Они были англичане… те,
что вцепились
в бока Бурого Медведя,
и некоторые — шотландцы,
но наихудшим, о боже, и
отважнейшим вором был янки.
Редьярд Киплинг[124].
[124]Эпиграф из «Баллады о котиколовах» Редьярда Киплинга, перевод Н. Задорнова.
Один очень старый, но еще крепкий гиляк Влезгун, живший в стойбище Иски, ездил каждую зиму к маньчжурам, покупал у них водку, а летом менял ее китобоям на всякие нужные предметы. Его жена хранила водку в зимнем стойбище, и матросы с лесорубки искусно скрыли от своего капитана, зачем явились на Иски. Муж ее торговал в летнем стойбище, но больших запасов водки там не держал.
Многие китобои знали Влезгуна.
Американское судно пришло набрать воду, и заодно матросы хотели раздобыть водки. Шкипер, увидев русское судно, палатки и русский флаг на берегу на мачте, был весьма удивлен.

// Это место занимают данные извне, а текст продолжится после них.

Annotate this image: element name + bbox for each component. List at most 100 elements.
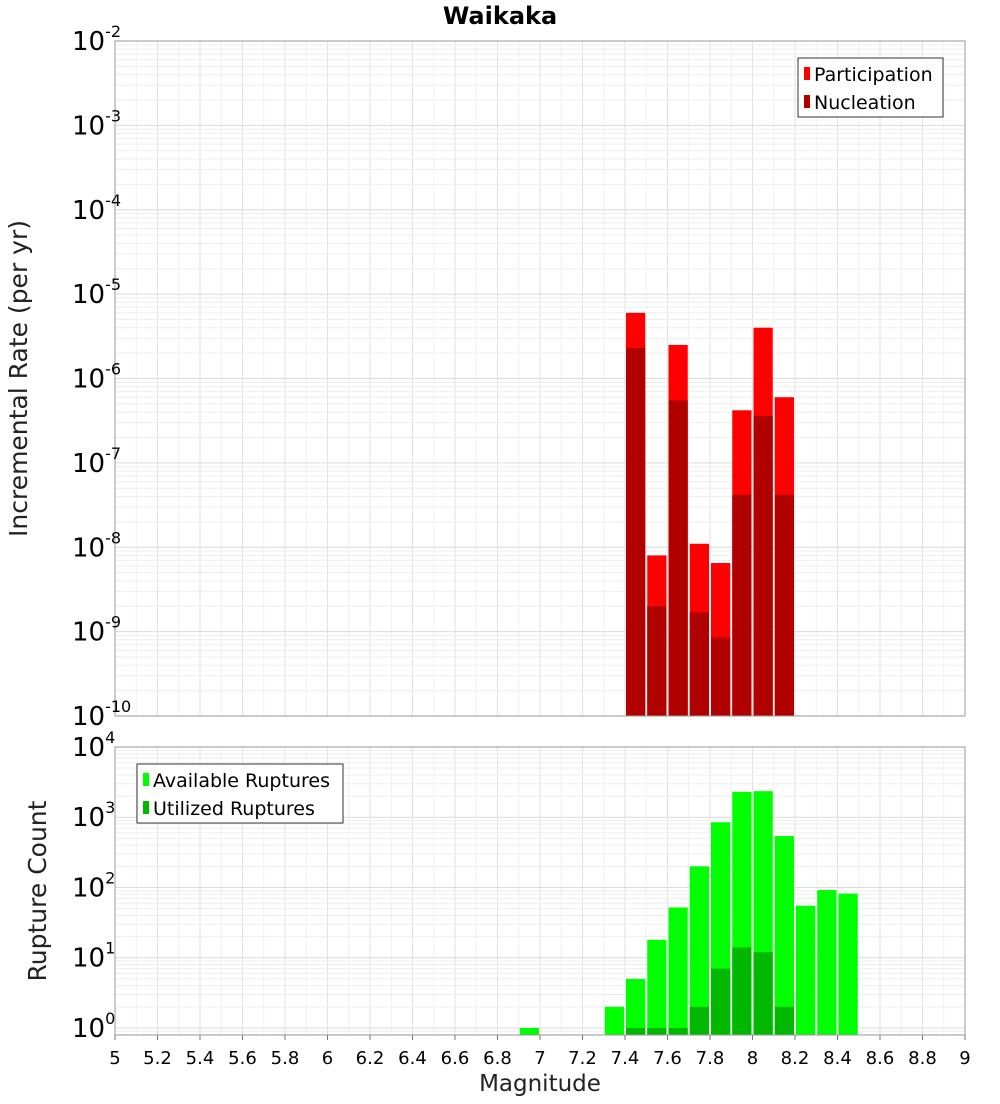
tick-exponent: 1 [105, 939, 115, 958]
bar [626, 347, 646, 716]
x-tick-label: 6.8 [483, 1048, 512, 1069]
legend-swatch [143, 801, 149, 814]
x-tick-label: 6.2 [356, 1048, 385, 1069]
y-tick-label: 10-3 [72, 106, 121, 141]
tick-base: 10 [72, 618, 105, 648]
tick-base: 10 [72, 27, 105, 57]
bar [774, 494, 794, 716]
plot-border [114, 40, 966, 717]
legend: Participation Nucleation [797, 57, 944, 118]
bar [838, 893, 858, 1035]
y-tick-label: 10-7 [72, 444, 121, 479]
bar [519, 1027, 539, 1035]
tick-base: 10 [72, 111, 105, 141]
tick-exponent: -7 [105, 444, 121, 463]
bar [753, 415, 773, 716]
y-tick-label: 103 [72, 798, 115, 833]
x-tick-label: 7.4 [611, 1048, 640, 1069]
tick-base: 10 [72, 803, 105, 833]
tick-base: 10 [72, 449, 105, 479]
legend-swatch [804, 95, 810, 108]
tick-base: 10 [72, 1014, 105, 1044]
legend: Available Ruptures Utilized Ruptures [136, 763, 344, 824]
x-tick-label: 9 [959, 1048, 970, 1069]
bar [689, 866, 709, 1035]
legend-label: Participation [814, 64, 933, 86]
tick-exponent: 4 [105, 728, 115, 747]
bar [753, 952, 773, 1035]
x-tick-label: 8.8 [908, 1048, 937, 1069]
bar [626, 978, 646, 1035]
gridlines [114, 41, 966, 717]
bar [668, 907, 688, 1035]
bar [711, 637, 731, 716]
series-available-ruptures [519, 791, 858, 1035]
legend-label: Available Ruptures [153, 770, 330, 792]
x-tick-label: 7.8 [696, 1048, 725, 1069]
y-tick-label: 10-5 [72, 275, 121, 310]
bar [732, 947, 752, 1035]
y-tick-label: 10-4 [72, 191, 121, 226]
chart-title: Waikaka [443, 2, 557, 30]
bar [732, 494, 752, 716]
bar [668, 1027, 688, 1035]
y-tick-label: 104 [72, 728, 115, 763]
y-tick-label: 101 [72, 939, 115, 974]
series-utilized-ruptures [626, 947, 794, 1035]
tick-exponent: 0 [105, 1009, 115, 1028]
legend-box [797, 57, 944, 118]
x-tick-label: 6 [322, 1048, 333, 1069]
y-tick-label: 10-10 [72, 697, 131, 732]
y-tick-label: 102 [72, 868, 115, 903]
tick-base: 10 [72, 280, 105, 310]
tick-base: 10 [72, 733, 105, 763]
legend-label: Nucleation [814, 92, 916, 114]
bar [647, 1027, 667, 1035]
x-tick-label: 6.4 [398, 1048, 427, 1069]
legend-swatch [143, 773, 149, 786]
x-tick-label: 7.2 [568, 1048, 597, 1069]
bar [711, 968, 731, 1035]
tick-exponent: 2 [105, 868, 115, 887]
y-tick-label: 100 [72, 1009, 115, 1044]
x-tick-label: 5.2 [143, 1048, 172, 1069]
bar [647, 606, 667, 716]
tick-base: 10 [72, 365, 105, 395]
chart-panel-1: 10-1010-910-810-710-610-510-410-310-2Inc… [4, 2, 966, 732]
y-axis-label: Rupture Count [23, 800, 52, 981]
bar [774, 836, 794, 1035]
tick-exponent: -5 [105, 275, 121, 294]
x-tick-label: 5 [109, 1048, 120, 1069]
tick-base: 10 [72, 533, 105, 563]
tick-exponent: -3 [105, 106, 121, 125]
y-tick-label: 10-2 [72, 22, 121, 57]
y-tick-label: 10-8 [72, 528, 121, 563]
series-nucleation [626, 347, 794, 716]
y-axis-label: Incremental Rate (per yr) [4, 220, 33, 537]
legend-label: Utilized Ruptures [153, 798, 315, 820]
x-axis-label: Magnitude [479, 1071, 601, 1097]
tick-exponent: 3 [105, 798, 115, 817]
x-tick-labels: 5 5.2 5.4 5.6 5.8 6 6.2 6.4 6.6 6.8 7 7.2 7.4 7.6 7.8 8… [109, 1035, 971, 1069]
tick-exponent: -2 [105, 22, 121, 41]
tick-base: 10 [72, 196, 105, 226]
tick-exponent: -8 [105, 528, 121, 547]
x-tick-label: 5.6 [228, 1048, 257, 1069]
x-tick-label: 8.6 [866, 1048, 895, 1069]
bar [604, 1006, 624, 1035]
x-tick-label: 8.2 [781, 1048, 810, 1069]
bar [817, 890, 837, 1035]
tick-base: 10 [72, 702, 105, 732]
bar [774, 1006, 794, 1035]
bar [796, 905, 816, 1035]
x-tick-label: 8 [747, 1048, 758, 1069]
tick-base: 10 [72, 873, 105, 903]
tick-exponent: -4 [105, 191, 121, 210]
legend-box [136, 763, 344, 824]
y-tick-label: 10-9 [72, 613, 121, 648]
y-tick-label: 10-6 [72, 360, 121, 395]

Утром шкипер сам съездил к Влезгуну, отдал ему старые штаны, рубаху и разные другие вещи, получил ящик водки и отправился к себе, делая вид, что военный пост не имеет к нему никакого отношения.
Днем шлюпка с судна ходила по большой воде на речку Иски налиться пресной водой. Попозже шлюпка отвалила снова. Она шла вдоль берега и пристала у гиляцкой деревни. Матросы вышли на берег и отправились к Влезгуну.

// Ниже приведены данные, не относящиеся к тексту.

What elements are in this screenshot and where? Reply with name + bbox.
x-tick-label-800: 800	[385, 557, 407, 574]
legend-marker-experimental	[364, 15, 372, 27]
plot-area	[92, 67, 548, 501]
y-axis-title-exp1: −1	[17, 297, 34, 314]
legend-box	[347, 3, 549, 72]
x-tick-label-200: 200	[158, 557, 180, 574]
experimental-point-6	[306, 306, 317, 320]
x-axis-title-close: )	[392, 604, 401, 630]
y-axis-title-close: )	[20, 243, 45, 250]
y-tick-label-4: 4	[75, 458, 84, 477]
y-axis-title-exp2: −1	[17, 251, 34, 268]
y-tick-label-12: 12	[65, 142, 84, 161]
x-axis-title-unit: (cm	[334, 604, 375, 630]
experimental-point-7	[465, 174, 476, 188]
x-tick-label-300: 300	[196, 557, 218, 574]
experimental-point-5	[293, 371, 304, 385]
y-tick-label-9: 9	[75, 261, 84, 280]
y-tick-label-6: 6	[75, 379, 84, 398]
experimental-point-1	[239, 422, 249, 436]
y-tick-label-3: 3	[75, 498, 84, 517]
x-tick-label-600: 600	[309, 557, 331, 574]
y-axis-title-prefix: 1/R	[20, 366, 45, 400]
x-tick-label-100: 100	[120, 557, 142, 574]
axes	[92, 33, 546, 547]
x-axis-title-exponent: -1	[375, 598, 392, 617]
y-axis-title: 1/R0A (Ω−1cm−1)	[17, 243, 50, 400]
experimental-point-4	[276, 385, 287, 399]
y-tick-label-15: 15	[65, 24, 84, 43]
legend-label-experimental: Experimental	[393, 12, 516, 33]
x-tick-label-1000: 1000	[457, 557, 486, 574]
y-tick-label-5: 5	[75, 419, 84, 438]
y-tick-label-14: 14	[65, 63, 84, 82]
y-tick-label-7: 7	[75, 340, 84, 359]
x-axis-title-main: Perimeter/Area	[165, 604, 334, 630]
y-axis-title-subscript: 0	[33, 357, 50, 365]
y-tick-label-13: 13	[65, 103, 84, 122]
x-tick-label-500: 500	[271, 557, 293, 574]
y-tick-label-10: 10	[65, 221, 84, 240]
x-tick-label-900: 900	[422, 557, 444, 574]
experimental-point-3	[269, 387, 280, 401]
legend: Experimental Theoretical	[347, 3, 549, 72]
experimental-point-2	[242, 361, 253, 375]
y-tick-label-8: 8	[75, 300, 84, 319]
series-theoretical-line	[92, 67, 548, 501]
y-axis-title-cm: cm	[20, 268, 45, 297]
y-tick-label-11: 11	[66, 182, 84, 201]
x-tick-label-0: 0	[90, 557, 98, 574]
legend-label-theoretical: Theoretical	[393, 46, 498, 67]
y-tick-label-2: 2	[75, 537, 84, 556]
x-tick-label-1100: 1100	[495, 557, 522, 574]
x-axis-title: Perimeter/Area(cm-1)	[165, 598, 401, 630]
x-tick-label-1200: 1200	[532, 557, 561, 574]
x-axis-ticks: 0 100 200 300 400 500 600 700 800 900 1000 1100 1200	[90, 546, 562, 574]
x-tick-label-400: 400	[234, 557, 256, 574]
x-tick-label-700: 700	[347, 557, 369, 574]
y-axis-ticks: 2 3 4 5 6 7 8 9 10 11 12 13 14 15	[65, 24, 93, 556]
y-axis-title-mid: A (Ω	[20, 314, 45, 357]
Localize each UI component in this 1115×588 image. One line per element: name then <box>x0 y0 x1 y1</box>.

Это были крепкие ребята, несколько месяцев не видавшие берега. Они подвыпили у Влезгуна и на обратном пути снова вышли на берег и пошли по юртам.
Гиляки знали, что теперь их охраняет великий русский царь и Дмитрий Иванович. Матросы смеялись с мужчинами, шутили. Смеялись и гиляки, хотя взгляды их были испуганными. Еще накануне, когда корабль входил в бухту, старики были у Орлова и спросили, как поступить, прятаться ли женщинам и детям и вооружаться ли мужчинам, как делали прежде. Орлов сказал, что ничего этого делать не надо. Но все же, когда в дом входит пьяный матрос и смотрит на женщину озорными глазами, невольно станет не по себе. Гиляки посетовали, что послушались русских.

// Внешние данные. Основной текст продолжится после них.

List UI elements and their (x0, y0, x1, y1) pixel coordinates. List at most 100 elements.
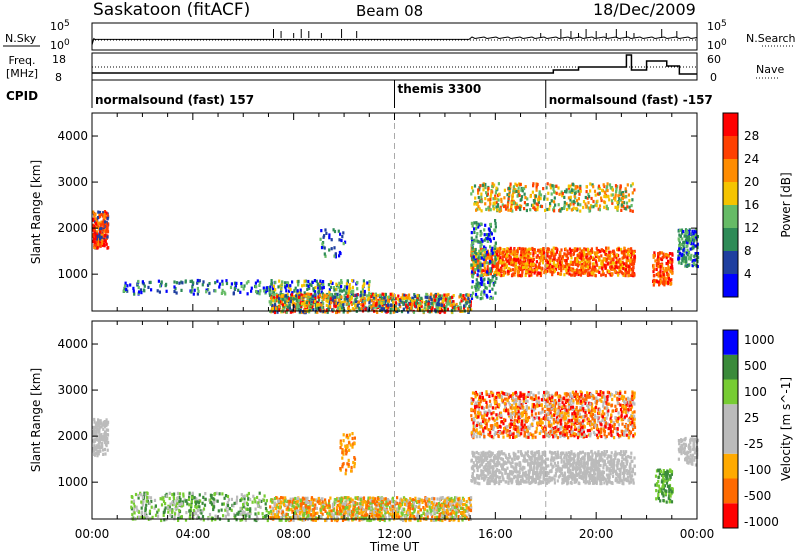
power-cell (621, 191, 625, 195)
power-cell (576, 254, 579, 258)
power-cell (471, 266, 475, 270)
power-cell (656, 257, 659, 261)
power-cell (245, 281, 248, 285)
power-cell (688, 255, 691, 259)
velocity-cell (132, 499, 136, 503)
power-cell (409, 298, 412, 302)
power-cell (603, 258, 606, 262)
power-cell (237, 288, 240, 292)
power-cell (578, 255, 581, 259)
velocity-cell (100, 437, 103, 441)
velocity-cell (330, 518, 333, 522)
power-cell (368, 283, 371, 287)
power-cell (470, 192, 473, 196)
freq-series-line (92, 54, 697, 75)
power-cell (655, 267, 658, 271)
power-cell (470, 285, 474, 289)
power-cell (610, 265, 613, 269)
power-cell (294, 286, 297, 290)
power-cell (570, 267, 573, 271)
power-cell (511, 209, 514, 213)
power-cell (335, 301, 338, 305)
power-cell (302, 310, 305, 314)
velocity-cell (409, 503, 412, 507)
power-cell (340, 305, 344, 309)
power-cell (685, 259, 688, 263)
power-cell (578, 261, 581, 265)
power-cell (180, 288, 183, 292)
power-cell (269, 302, 272, 306)
power-cell (437, 310, 440, 314)
power-cell (599, 249, 602, 253)
power-cell (568, 263, 571, 267)
power-cell (512, 261, 515, 265)
power-cell (349, 290, 352, 294)
power-cell (342, 303, 345, 307)
power-cell (552, 267, 555, 271)
velocity-cell (130, 505, 133, 509)
velocity-cell (272, 512, 275, 516)
power-cell (250, 289, 253, 293)
power-cell (364, 305, 367, 309)
power-cell (516, 255, 519, 259)
nave-tick-high: 60 (707, 53, 721, 66)
velocity-cell (105, 439, 108, 443)
power-cell (356, 304, 359, 308)
power-cell (122, 289, 125, 293)
power-cell (100, 241, 104, 245)
velocity-cell (433, 518, 436, 522)
power-cell (508, 256, 511, 260)
power-cell (515, 265, 519, 270)
power-cell (625, 201, 629, 205)
power-cell (325, 231, 328, 235)
velocity-cell (414, 499, 417, 503)
power-cell (308, 307, 311, 311)
power-cell (571, 273, 574, 277)
power-cell (554, 203, 557, 207)
power-cell (323, 252, 326, 256)
power-cell (317, 298, 321, 302)
power-cell (519, 207, 522, 212)
velocity-cell (137, 496, 140, 500)
power-cell (518, 182, 521, 186)
power-cell (633, 254, 636, 258)
power-cell (584, 202, 587, 206)
power-cell (507, 269, 510, 273)
velocity-cell (153, 506, 156, 510)
power-cell (290, 296, 293, 300)
power-cell (497, 198, 500, 202)
power-cell (586, 273, 590, 277)
power-cell (571, 182, 575, 186)
power-cell (291, 280, 294, 284)
power-cell (559, 254, 562, 258)
power-cell (621, 201, 624, 205)
power-cell (570, 273, 573, 277)
velocity-cell (253, 518, 256, 522)
power-cell (265, 286, 268, 290)
velocity-cell (360, 499, 363, 503)
power-cell (532, 203, 535, 207)
velocity-cell (95, 438, 98, 442)
velocity-cell (469, 503, 472, 507)
power-cell (312, 294, 315, 298)
power-cell (142, 282, 145, 286)
power-cell (354, 297, 357, 301)
power-cell (281, 297, 284, 302)
power-cell (582, 268, 585, 272)
power-cell (308, 282, 311, 286)
power-cell (346, 297, 349, 301)
power-cell (290, 293, 294, 297)
velocity-cell (422, 506, 425, 510)
power-cell (588, 263, 591, 267)
power-cell (493, 250, 496, 254)
power-cell (288, 306, 291, 310)
power-cell (368, 294, 371, 298)
power-cell (278, 279, 281, 283)
station-title: Saskatoon (fitACF) (93, 0, 251, 20)
velocity-cell (159, 497, 162, 501)
power-cell (546, 247, 549, 251)
power-cell (482, 257, 485, 261)
power-cell (587, 192, 590, 196)
power-cell (633, 256, 636, 260)
velocity-cell (188, 509, 191, 513)
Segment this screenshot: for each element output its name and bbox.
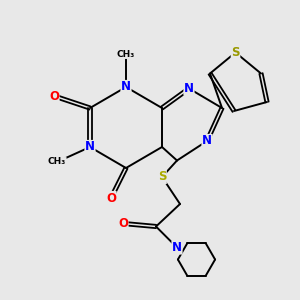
Text: O: O: [118, 217, 128, 230]
Text: N: N: [202, 134, 212, 148]
Text: S: S: [231, 46, 240, 59]
Text: O: O: [106, 191, 116, 205]
Text: N: N: [172, 241, 182, 254]
Text: N: N: [85, 140, 95, 154]
Text: N: N: [121, 80, 131, 94]
Text: CH₃: CH₃: [117, 50, 135, 58]
Text: CH₃: CH₃: [48, 158, 66, 166]
Text: S: S: [158, 170, 166, 184]
Text: O: O: [49, 89, 59, 103]
Text: N: N: [184, 82, 194, 95]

Орлов, видя, что американцы собрали вокруг себя толпу и что двое из них танцуют, размахивая руками, велел часовому следить, что там происходит. Через некоторое время часовой дал выстрел. В стойбище завязалась драка между гиляками и американцами.
Началось с того, что американцы, зайдя к гиляку Отху, жившему в ближней к посту юрте, стали просить у него водки.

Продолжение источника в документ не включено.